Myths and Legends – How to Use Them to Create a Brand That People Adore

Let’s start with leadership symbols.

They will help you understand people and the way they behave.  

Your goal should be to create an almost mystical aura around your brand (personal and corporate).

Leadership symbols can be found in cultures worldwide, and each symbol has a unique meaning.

They represent power and are encoded in our psyche. They predate language and have been used for thousands of years.

Examples include:

  • Swords
  • Keys
  • Flags
  • Arrows
  • Rifles
  • Thrones
  • Dragons
  • Coat of Arms
  • Uniforms

Their purpose is to communicate the authority and status of the leader. 

Leaders often use symbols to project strength and power.  They are also used to rally followers around a common cause. Symbols have also been used as tools of intimidation.

Leaders use leadership symbols to communicate their authority and therefore influence the behavior of those around them.

In the business world, a prominent symbol employed by most businesses is the logo.  Other examples include color and critical design elements (uniform across all brand assets, such as websites, social media, brochures etc.).

But more than a mere logo, the entire brand becomes a symbol of success.

Leadership and Chess

A modern symbol of leadership is chess. The fundamentals of chess are strategy, concentration, and planning. The player must think several moves ahead to succeed.

This is a good metaphor for leadership because a leader needs to see the big picture and plan for success.
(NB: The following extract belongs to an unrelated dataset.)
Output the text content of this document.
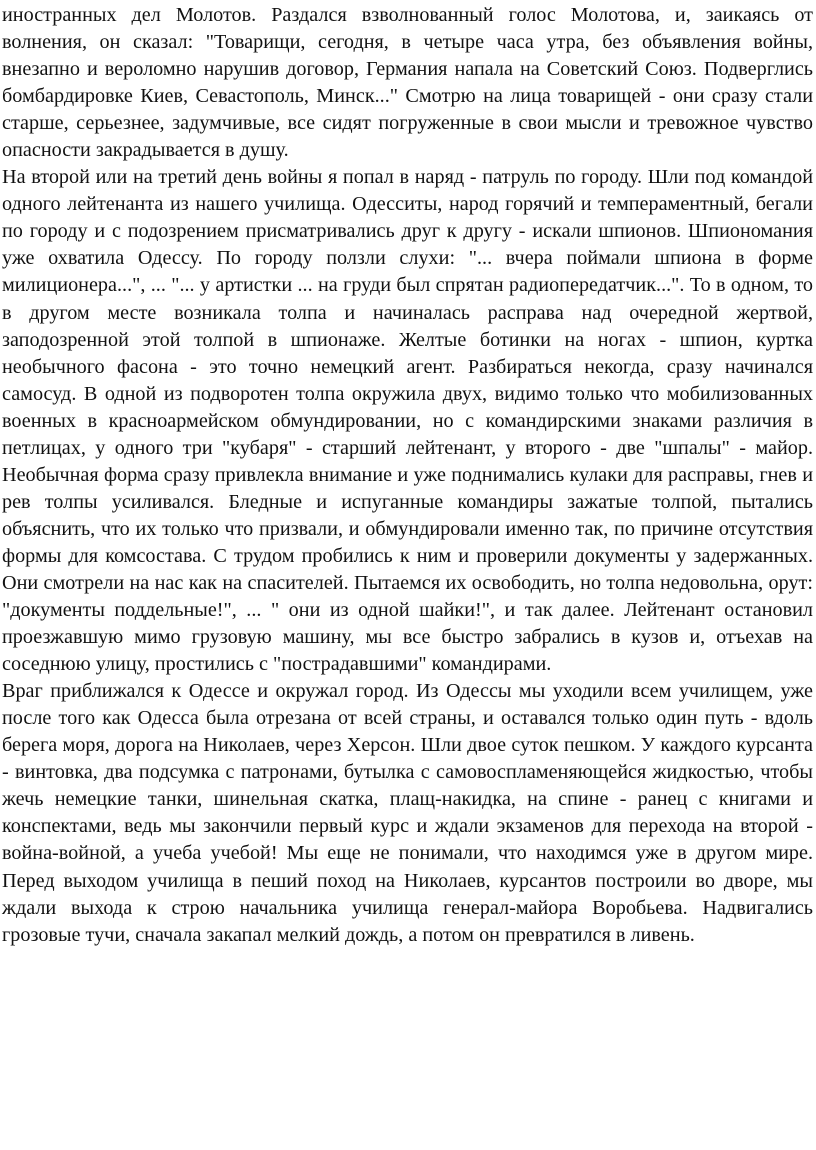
иностранных дел Молотов. Раздался взволнованный голос Молотова, и, заикаясь от волнения, он сказал: "Товарищи, сегодня, в четыре часа утра, без объявления войны, внезапно и вероломно нарушив договор, Германия напала на Советский Союз. Подверглись бомбардировке Киев, Севастополь, Минск..." Смотрю на лица товарищей - они сразу стали старше, серьезнее, задумчивые, все сидят погруженные в свои мысли и тревожное чувство опасности закрадывается в душу.

На второй или на третий день войны я попал в наряд - патруль по городу. Шли под командой одного лейтенанта из нашего училища. Одесситы, народ горячий и темпераментный, бегали по городу и с подозрением присматривались друг к другу - искали шпионов. Шпиономания уже охватила Одессу. По городу ползли слухи: "... вчера поймали шпиона в форме милиционера...", ... "... у артистки ... на груди был спрятан радиопередатчик...". То в одном, то в другом месте возникала толпа и начиналась расправа над очередной жертвой, заподозренной этой толпой в шпионаже. Желтые ботинки на ногах - шпион, куртка необычного фасона - это точно немецкий агент. Разбираться некогда, сразу начинался самосуд. В одной из подворотен толпа окружила двух, видимо только что мобилизованных военных в красноармейском обмундировании, но с командирскими знаками различия в петлицах, у одного три "кубаря" - старший лейтенант, у второго - две "шпалы" - майор. Необычная форма сразу привлекла внимание и уже поднимались кулаки для расправы, гнев и рев толпы усиливался. Бледные и испуганные командиры зажатые толпой, пытались объяснить, что их только что призвали, и обмундировали именно так, по причине отсутствия формы для комсостава. С трудом пробились к ним и проверили документы у задержанных. Они смотрели на нас как на спасителей. Пытаемся их освободить, но толпа недовольна, орут: "документы поддельные!", ... " они из одной шайки!", и так далее. Лейтенант остановил проезжавшую мимо грузовую машину, мы все быстро забрались в кузов и, отъехав на соседнюю улицу, простились с "пострадавшими" командирами.

Враг приближался к Одессе и окружал город. Из Одессы мы уходили всем училищем, уже после того как Одесса была отрезана от всей страны, и оставался только один путь - вдоль берега моря, дорога на Николаев, через Херсон. Шли двое суток пешком. У каждого курсанта - винтовка, два подсумка с патронами, бутылка с самовоспламеняющейся жидкостью, чтобы жечь немецкие танки, шинельная скатка, плащ-накидка, на спине - ранец с книгами и конспектами, ведь мы закончили первый курс и ждали экзаменов для перехода на второй - война-войной, а учеба учебой! Мы еще не понимали, что находимся уже в другом мире. Перед выходом училища в пеший поход на Николаев, курсантов построили во дворе, мы ждали выхода к строю начальника училища генерал-майора Воробьева. Надвигались грозовые тучи, сначала закапал мелкий дождь, а потом он превратился в ливень.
A leader must also concentrate on the task at hand and not be distracted by side issues. 

The Hero’s Journey for Business Leaders

The Hero’s Journey is a term made famous by Joseph Campbell.    

It is the foundation of mythmaking which describes the typical journey taken by the hero (or protagonist) in various myths and movies.

Key protagonists featured in movies such as Die Hard follow the classic pattern.   

John McLane (played by Bruce Willis) was our hero; he was an ordinary man who faced obstacles and rose to the occasion to overcome them.

In his book, The Hero with A Thousand Faces, Campbell articulated his Monomyth concept.  It was then adapted to the Twelve Stage Hero’s Journey by Christopher Vogler.

Look at the image – you can see the 12 steps in all their glory.

In the context of the movie world, we might see a hero facing many foes and overcoming various obstacles to conquer his enemies and reach the summit.

Many people embark on a personal Hero’s Journey because they want a better tomorrow for themselves and their families. Relating it to the above model, they enter a Special World.

But they don’t know the pain and crap they’ll endure to reach the Summit. Maybe they don’t want to know, eh? So, they embark on the journey with ridiculously unrealistic expectations, and therefore, they often quit and abandon the dream.

It works the same for business leaders too.  

It’s about struggles and setbacks but also about the epiphanies, insights and lessons learnt along the way.  These experiences help mould a better leader who can lead people to a better place.  

Another point: this process often helps build a better brand.  After all, the leader’s personal experiences will inform how the business is presented to the world in the future.

An example is Steve Jobs.  There is little doubt that his early experiences before launching Apple informed his views about how his first major business venture would unfold.  

It’s About People – Don’t Forget It

Let’s not forget objectives.  The overriding objective should be to win people to your cause.  You have a business worth fighting for – a message you want the world to know about.  So, build your story brand to attract an ever-growing tribe of people.    

To be clear, it’s not just about attracting more customers.  It’s also about attracting the best employees and other stakeholders who buy into your brand.

Even within the business, this stuff works.  As it grows, you’ll need high-performance internal teams to bring your vision to the world.

No matter how you look at it, you’ll need people to coalesce around your brand.  

Strong Brands: Symbols of Authority and Leadership

Just as symbols from mythology and history strongly influence people’s behavior, a strong business brand becomes a new symbol.  It shows leadership for customers and employees alike.

The brand represents the values, mission and purpose of the organisation. People will coalesce around the brand if they have good reasons to do it.

The brand is more than products and transactions.  People often hunger for something beyond profit and the bottom line; they’re searching for their Holy Grail.  

The message is clear: stand for something meaningful and attract your tribe of like-minded souls.  It will bring fulfilment and satisfaction to customers and employees alike.

This is how a company such as the aforementioned Apple built a massive brand on the back of great products and an ever-growing tribe of Apple fanatics.

Mediaeval stories, movies and real-life business heroes show us that achieving success is not easy or quick.   It requires courage, persistence, and sacrifice.  It tests character and, during our darkest moments, reveals it.

But a brand that doubles down and builds for the future can handle setbacks and obstacles with aplomb.  It will reach the Summit and be feted, honoured and sometimes adored.